AI is still an emerging technology, but more and more doctors are using them to detect different cancers. For example, researchers at MIT have developed a program called MIRAI, which looks at patterns in patient mammograms across a series of scans and uses an algorithm to model a patient's risk of developing breast cancer over time. The program was "trained" with more than 200,000 breast imaging scans from Massachusetts General Hospital and has been tested on over 100,000 women in different hospitals across the world. According to MIT, MIRAI "has been shown to be more accurate in predicting the risk for developing breast cancer in the short term (over a 3-year period) compared to traditional tools." It has also been able to detect breast cancer up to five years before a patient receives a diagnosis.
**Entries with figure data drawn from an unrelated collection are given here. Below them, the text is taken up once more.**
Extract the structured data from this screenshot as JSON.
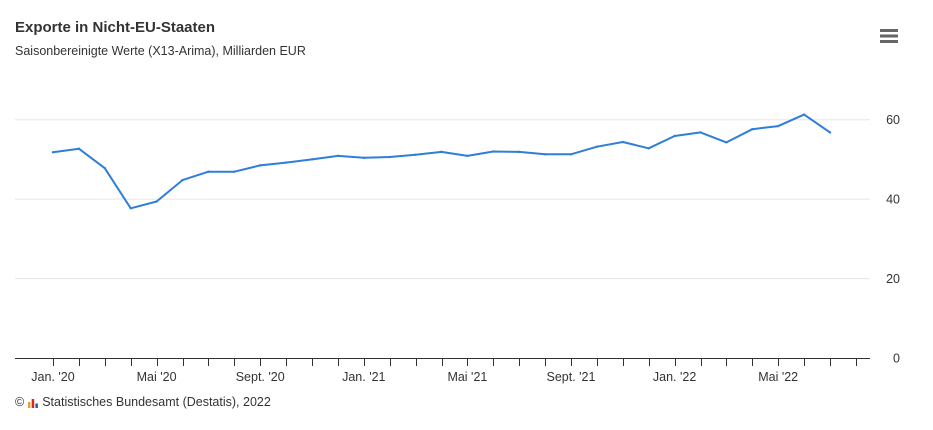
{
  "chart_data": {
    "type": "line",
    "title": "Exporte in Nicht-EU-Staaten",
    "subtitle": "Saisonbereinigte Werte (X13-Arima), Milliarden EUR",
    "x": [
      "2020-01",
      "2020-02",
      "2020-03",
      "2020-04",
      "2020-05",
      "2020-06",
      "2020-07",
      "2020-08",
      "2020-09",
      "2020-10",
      "2020-11",
      "2020-12",
      "2021-01",
      "2021-02",
      "2021-03",
      "2021-04",
      "2021-05",
      "2021-06",
      "2021-07",
      "2021-08",
      "2021-09",
      "2021-10",
      "2021-11",
      "2021-12",
      "2022-01",
      "2022-02",
      "2022-03",
      "2022-04",
      "2022-05",
      "2022-06",
      "2022-07"
    ],
    "series": [
      {
        "values": [
          51.8,
          52.7,
          47.8,
          37.7,
          39.4,
          44.8,
          46.9,
          46.9,
          48.5,
          49.2,
          50.0,
          50.9,
          50.4,
          50.6,
          51.2,
          51.9,
          50.9,
          52.0,
          51.9,
          51.3,
          51.3,
          53.2,
          54.4,
          52.8,
          55.9,
          56.8,
          54.3,
          57.6,
          58.4,
          61.3,
          56.8
        ],
        "color": "#2f7ed8"
      }
    ],
    "x_tick_labels": [
      "Jan. '20",
      "Mai '20",
      "Sept. '20",
      "Jan. '21",
      "Mai '21",
      "Sept. '21",
      "Jan. '22",
      "Mai '22"
    ],
    "y_ticks": [
      0,
      20,
      40,
      60
    ],
    "ylim": [
      0,
      70
    ],
    "y_axis_side": "right",
    "grid": true,
    "legend": "none"
  },
  "menu": {
    "icon": "hamburger-menu-icon"
  },
  "credit": {
    "symbol": "©",
    "logo_icon": "destatis-logo-icon",
    "text": "Statistisches Bundesamt (Destatis), 2022"
  }
}
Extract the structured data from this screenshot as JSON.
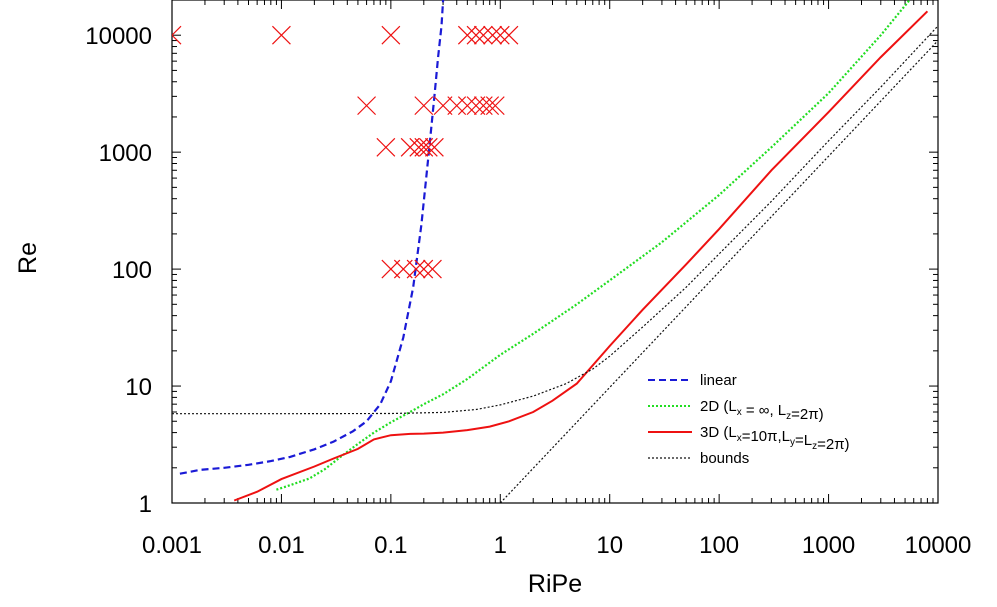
{
  "chart_data": {
    "type": "line",
    "xlabel": "RiPe",
    "ylabel": "Re",
    "x_scale": "log",
    "y_scale": "log",
    "xlim": [
      0.001,
      10000
    ],
    "ylim": [
      1,
      20000
    ],
    "x_ticks": [
      {
        "value": 0.001,
        "label": "0.001"
      },
      {
        "value": 0.01,
        "label": "0.01"
      },
      {
        "value": 0.1,
        "label": "0.1"
      },
      {
        "value": 1,
        "label": "1"
      },
      {
        "value": 10,
        "label": "10"
      },
      {
        "value": 100,
        "label": "100"
      },
      {
        "value": 1000,
        "label": "1000"
      },
      {
        "value": 10000,
        "label": "10000"
      }
    ],
    "y_ticks": [
      {
        "value": 1,
        "label": "1"
      },
      {
        "value": 10,
        "label": "10"
      },
      {
        "value": 100,
        "label": "100"
      },
      {
        "value": 1000,
        "label": "1000"
      },
      {
        "value": 10000,
        "label": "10000"
      }
    ],
    "grid": false,
    "legend_position": "bottom-right",
    "series": [
      {
        "name": "linear",
        "color": "#1a1ad6",
        "style": "dashed",
        "x": [
          0.00118,
          0.0018,
          0.003,
          0.005,
          0.008,
          0.012,
          0.02,
          0.03,
          0.045,
          0.06,
          0.08,
          0.1,
          0.13,
          0.16,
          0.19,
          0.22,
          0.25,
          0.27,
          0.29,
          0.3
        ],
        "y": [
          1.78,
          1.92,
          2.0,
          2.12,
          2.28,
          2.48,
          2.88,
          3.35,
          4.1,
          5.0,
          7.0,
          11.0,
          26,
          70,
          240,
          900,
          3000,
          6500,
          12000,
          20000
        ]
      },
      {
        "name": "2D (Lx = ∞, Lz=2π)",
        "label_parts": [
          {
            "text": "2D (L"
          },
          {
            "text": "x",
            "sub": true
          },
          {
            "text": " = ∞, L"
          },
          {
            "text": "z",
            "sub": true
          },
          {
            "text": "=2π)"
          }
        ],
        "color": "#22dd22",
        "style": "dotted",
        "x": [
          0.009,
          0.012,
          0.018,
          0.025,
          0.035,
          0.05,
          0.07,
          0.1,
          0.15,
          0.2,
          0.3,
          0.5,
          1,
          2,
          5,
          10,
          30,
          100,
          300,
          1000,
          3000,
          5500
        ],
        "y": [
          1.3,
          1.42,
          1.62,
          1.95,
          2.5,
          3.2,
          4.0,
          4.9,
          6.0,
          7.0,
          8.5,
          11.5,
          18.5,
          28,
          50,
          80,
          170,
          430,
          1100,
          3200,
          10000,
          20000
        ]
      },
      {
        "name": "3D (Lx=10π,Ly=Lz=2π)",
        "label_parts": [
          {
            "text": "3D (L"
          },
          {
            "text": "x",
            "sub": true
          },
          {
            "text": "=10π,L"
          },
          {
            "text": "y",
            "sub": true
          },
          {
            "text": "=L"
          },
          {
            "text": "z",
            "sub": true
          },
          {
            "text": "=2π)"
          }
        ],
        "color": "#ee1111",
        "style": "solid",
        "x": [
          0.0037,
          0.006,
          0.01,
          0.02,
          0.03,
          0.05,
          0.07,
          0.1,
          0.15,
          0.2,
          0.3,
          0.5,
          0.8,
          1.2,
          2,
          3,
          5,
          10,
          20,
          50,
          100,
          300,
          1000,
          3000,
          8000
        ],
        "y": [
          1.05,
          1.25,
          1.6,
          2.05,
          2.4,
          2.9,
          3.5,
          3.8,
          3.9,
          3.92,
          4.0,
          4.2,
          4.5,
          5.0,
          6.0,
          7.5,
          10.5,
          22,
          45,
          110,
          220,
          700,
          2200,
          6500,
          16000
        ]
      },
      {
        "name": "bounds",
        "color": "#111111",
        "style": "dotted",
        "segments": [
          {
            "x": [
              0.001,
              0.01,
              0.1,
              0.3,
              0.6,
              1,
              2,
              4,
              7,
              10,
              20,
              50,
              100,
              300,
              1000,
              3000,
              10000
            ],
            "y": [
              5.8,
              5.8,
              5.82,
              5.95,
              6.3,
              6.9,
              8.2,
              10.5,
              14,
              18,
              32,
              70,
              135,
              380,
              1250,
              3600,
              12000
            ]
          },
          {
            "x": [
              1,
              10000
            ],
            "y": [
              1,
              9000
            ]
          }
        ]
      }
    ],
    "markers": {
      "symbol": "x",
      "color": "#ee1111",
      "points": [
        {
          "x": 0.001,
          "y": 10000
        },
        {
          "x": 0.01,
          "y": 10000
        },
        {
          "x": 0.1,
          "y": 10000
        },
        {
          "x": 0.5,
          "y": 10000
        },
        {
          "x": 0.6,
          "y": 10000
        },
        {
          "x": 0.7,
          "y": 10000
        },
        {
          "x": 0.85,
          "y": 10000
        },
        {
          "x": 1.0,
          "y": 10000
        },
        {
          "x": 1.2,
          "y": 10000
        },
        {
          "x": 0.06,
          "y": 2500
        },
        {
          "x": 0.2,
          "y": 2500
        },
        {
          "x": 0.3,
          "y": 2500
        },
        {
          "x": 0.4,
          "y": 2500
        },
        {
          "x": 0.5,
          "y": 2500
        },
        {
          "x": 0.6,
          "y": 2500
        },
        {
          "x": 0.7,
          "y": 2500
        },
        {
          "x": 0.8,
          "y": 2500
        },
        {
          "x": 0.9,
          "y": 2500
        },
        {
          "x": 0.09,
          "y": 1100
        },
        {
          "x": 0.15,
          "y": 1100
        },
        {
          "x": 0.18,
          "y": 1100
        },
        {
          "x": 0.2,
          "y": 1100
        },
        {
          "x": 0.22,
          "y": 1100
        },
        {
          "x": 0.25,
          "y": 1100
        },
        {
          "x": 0.1,
          "y": 100
        },
        {
          "x": 0.13,
          "y": 100
        },
        {
          "x": 0.17,
          "y": 100
        },
        {
          "x": 0.2,
          "y": 100
        },
        {
          "x": 0.24,
          "y": 100
        }
      ]
    }
  }
}
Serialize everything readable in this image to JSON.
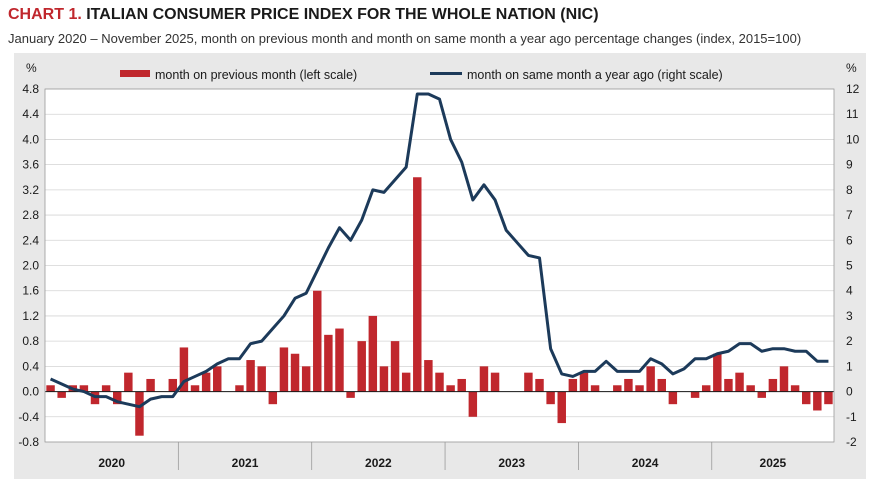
{
  "header": {
    "title_lead": "CHART 1.",
    "title_rest": "ITALIAN CONSUMER PRICE INDEX FOR THE WHOLE NATION (NIC)",
    "subtitle": "January 2020 – November 2025, month on previous month and month on same month a year ago percentage changes (index, 2015=100)"
  },
  "colors": {
    "bar": "#c0272d",
    "line": "#1c3a5a",
    "panel_bg": "#e8e8e8",
    "plot_bg": "#ffffff"
  },
  "chart_data": {
    "type": "bar+line",
    "left_unit": "%",
    "right_unit": "%",
    "left_ylim": [
      -0.8,
      4.8
    ],
    "right_ylim": [
      -2,
      12
    ],
    "left_ticks": [
      "4.8",
      "4.4",
      "4.0",
      "3.6",
      "3.2",
      "2.8",
      "2.4",
      "2.0",
      "1.6",
      "1.2",
      "0.8",
      "0.4",
      "0.0",
      "-0.4",
      "-0.8"
    ],
    "right_ticks": [
      "12",
      "11",
      "10",
      "9",
      "8",
      "7",
      "6",
      "5",
      "4",
      "3",
      "2",
      "1",
      "0",
      "-1",
      "-2"
    ],
    "years": [
      "2020",
      "2021",
      "2022",
      "2023",
      "2024",
      "2025"
    ],
    "months_count": 71,
    "legend": {
      "bar_label": "month on previous month (left scale)",
      "line_label": "month on same month a year ago (right scale)"
    },
    "series": [
      {
        "name": "month on previous month (left scale)",
        "type": "bar",
        "axis": "left",
        "values": [
          0.1,
          -0.1,
          0.1,
          0.1,
          -0.2,
          0.1,
          -0.2,
          0.3,
          -0.7,
          0.2,
          0.0,
          0.2,
          0.7,
          0.1,
          0.3,
          0.4,
          0.0,
          0.1,
          0.5,
          0.4,
          -0.2,
          0.7,
          0.6,
          0.4,
          1.6,
          0.9,
          1.0,
          -0.1,
          0.8,
          1.2,
          0.4,
          0.8,
          0.3,
          3.4,
          0.5,
          0.3,
          0.1,
          0.2,
          -0.4,
          0.4,
          0.3,
          0.0,
          0.0,
          0.3,
          0.2,
          -0.2,
          -0.5,
          0.2,
          0.3,
          0.1,
          0.0,
          0.1,
          0.2,
          0.1,
          0.4,
          0.2,
          -0.2,
          0.0,
          -0.1,
          0.1,
          0.6,
          0.2,
          0.3,
          0.1,
          -0.1,
          0.2,
          0.4,
          0.1,
          -0.2,
          -0.3,
          -0.2
        ]
      },
      {
        "name": "month on same month a year ago (right scale)",
        "type": "line",
        "axis": "right",
        "values": [
          0.5,
          0.3,
          0.1,
          0.0,
          -0.2,
          -0.2,
          -0.4,
          -0.5,
          -0.6,
          -0.3,
          -0.2,
          -0.2,
          0.4,
          0.6,
          0.8,
          1.1,
          1.3,
          1.3,
          1.9,
          2.0,
          2.5,
          3.0,
          3.7,
          3.9,
          4.8,
          5.7,
          6.5,
          6.0,
          6.8,
          8.0,
          7.9,
          8.4,
          8.9,
          11.8,
          11.8,
          11.6,
          10.0,
          9.1,
          7.6,
          8.2,
          7.6,
          6.4,
          5.9,
          5.4,
          5.3,
          1.7,
          0.7,
          0.6,
          0.8,
          0.8,
          1.2,
          0.8,
          0.8,
          0.8,
          1.3,
          1.1,
          0.7,
          0.9,
          1.3,
          1.3,
          1.5,
          1.6,
          1.9,
          1.9,
          1.6,
          1.7,
          1.7,
          1.6,
          1.6,
          1.2,
          1.2
        ]
      }
    ]
  }
}
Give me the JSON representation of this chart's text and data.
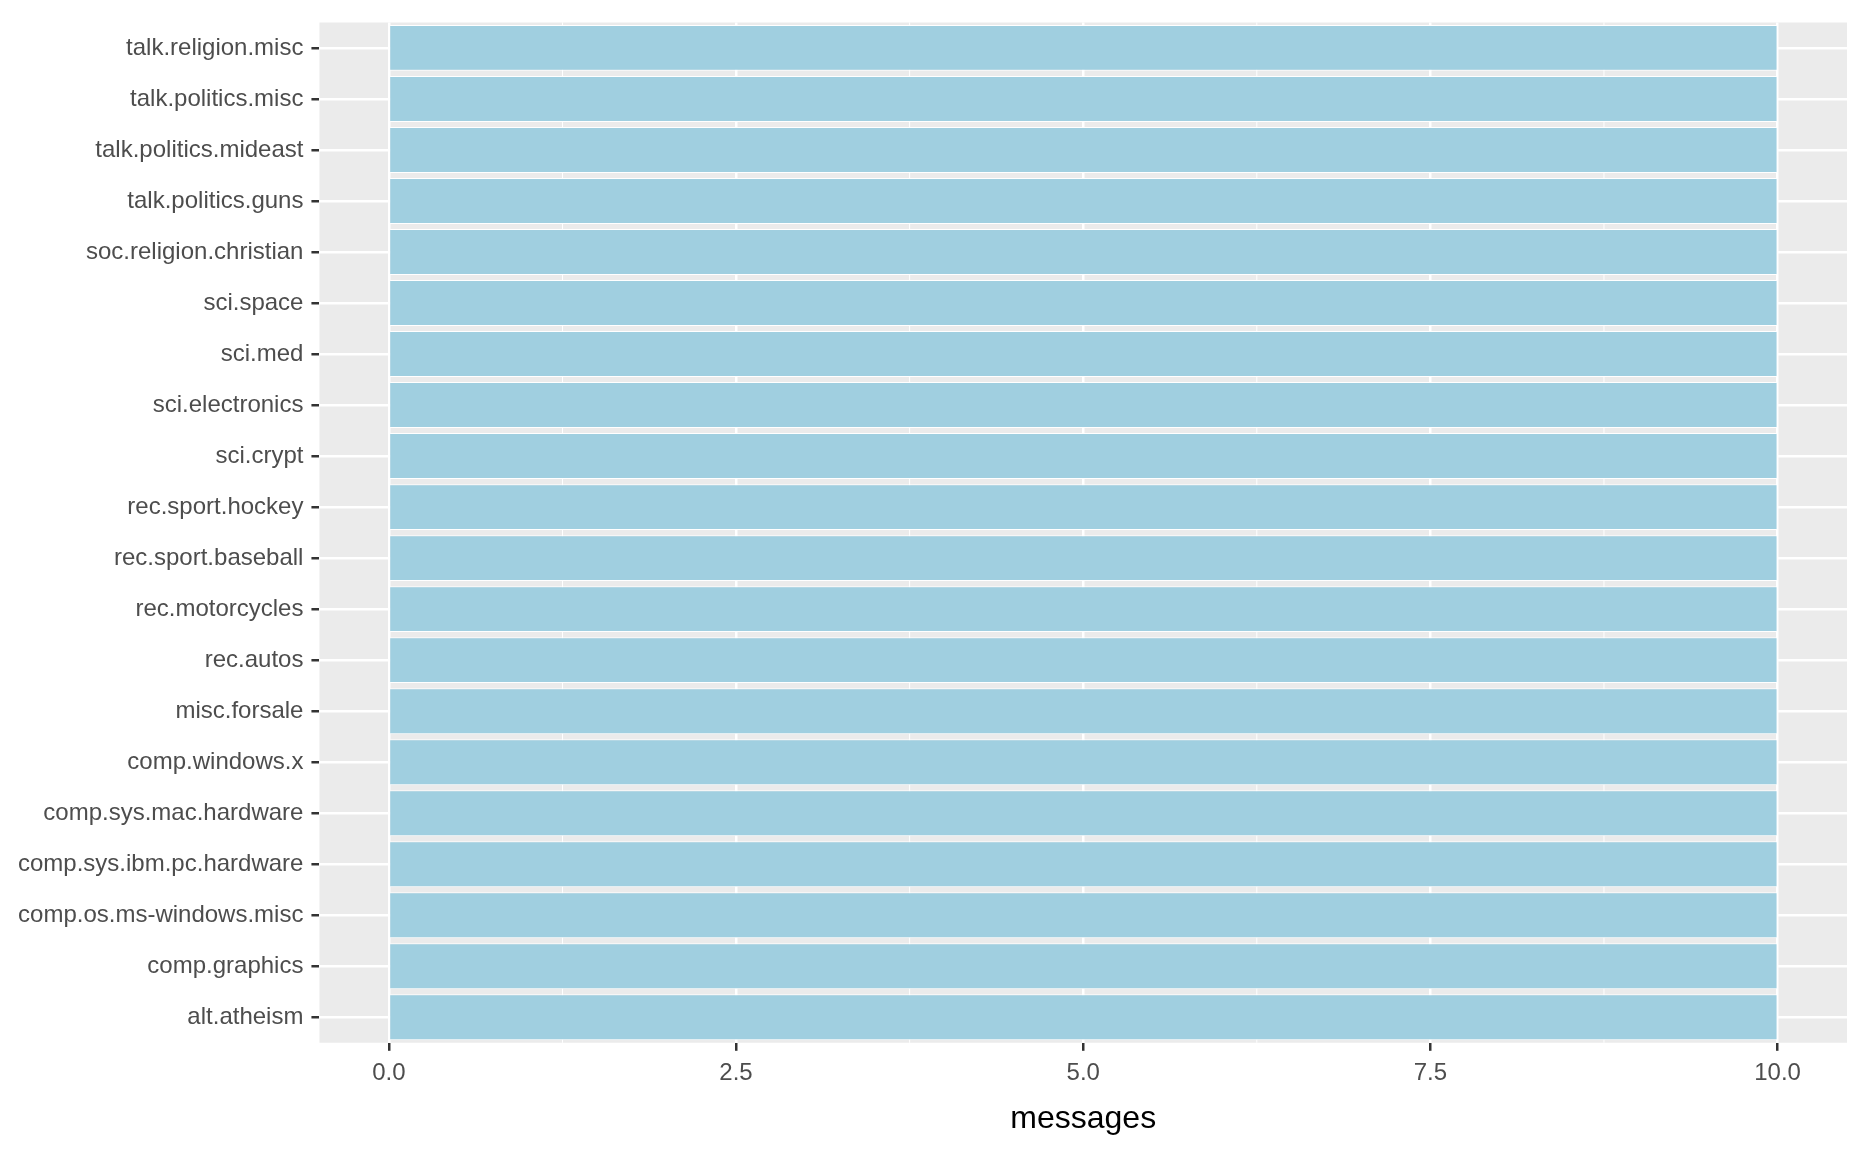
{
  "chart_data": {
    "type": "bar",
    "orientation": "horizontal",
    "xlabel": "messages",
    "categories": [
      "talk.religion.misc",
      "talk.politics.misc",
      "talk.politics.mideast",
      "talk.politics.guns",
      "soc.religion.christian",
      "sci.space",
      "sci.med",
      "sci.electronics",
      "sci.crypt",
      "rec.sport.hockey",
      "rec.sport.baseball",
      "rec.motorcycles",
      "rec.autos",
      "misc.forsale",
      "comp.windows.x",
      "comp.sys.mac.hardware",
      "comp.sys.ibm.pc.hardware",
      "comp.os.ms-windows.misc",
      "comp.graphics",
      "alt.atheism"
    ],
    "values": [
      10,
      10,
      10,
      10,
      10,
      10,
      10,
      10,
      10,
      10,
      10,
      10,
      10,
      10,
      10,
      10,
      10,
      10,
      10,
      10
    ],
    "color": "#a0cfe0",
    "xlim": [
      -0.5,
      10.5
    ],
    "xticks": [
      {
        "value": 0,
        "label": "0.0"
      },
      {
        "value": 2.5,
        "label": "2.5"
      },
      {
        "value": 5,
        "label": "5.0"
      },
      {
        "value": 7.5,
        "label": "7.5"
      },
      {
        "value": 10,
        "label": "10.0"
      }
    ],
    "grid": true,
    "legend": false
  }
}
The challenges for cancer-detecting AI tools now is not just accuracy. AI tools are also being challenged to perform consistently well across different ages, races, and breast density profiles, particularly given the increased risks that different women face. For example, Black women are 42 percent more likely than white women to die from breast cancer, despite having nearly the same rates of breast cancer as white women. Recently, an FDA-approved AI device for screening breast cancer has come under fire for wrongly detecting cancer in Black patients significantly more often than white patients.
As AI technology improves, radiologists will be able to accurately scan a more diverse set of patients at a larger volume than ever before, potentially saving more lives than ever.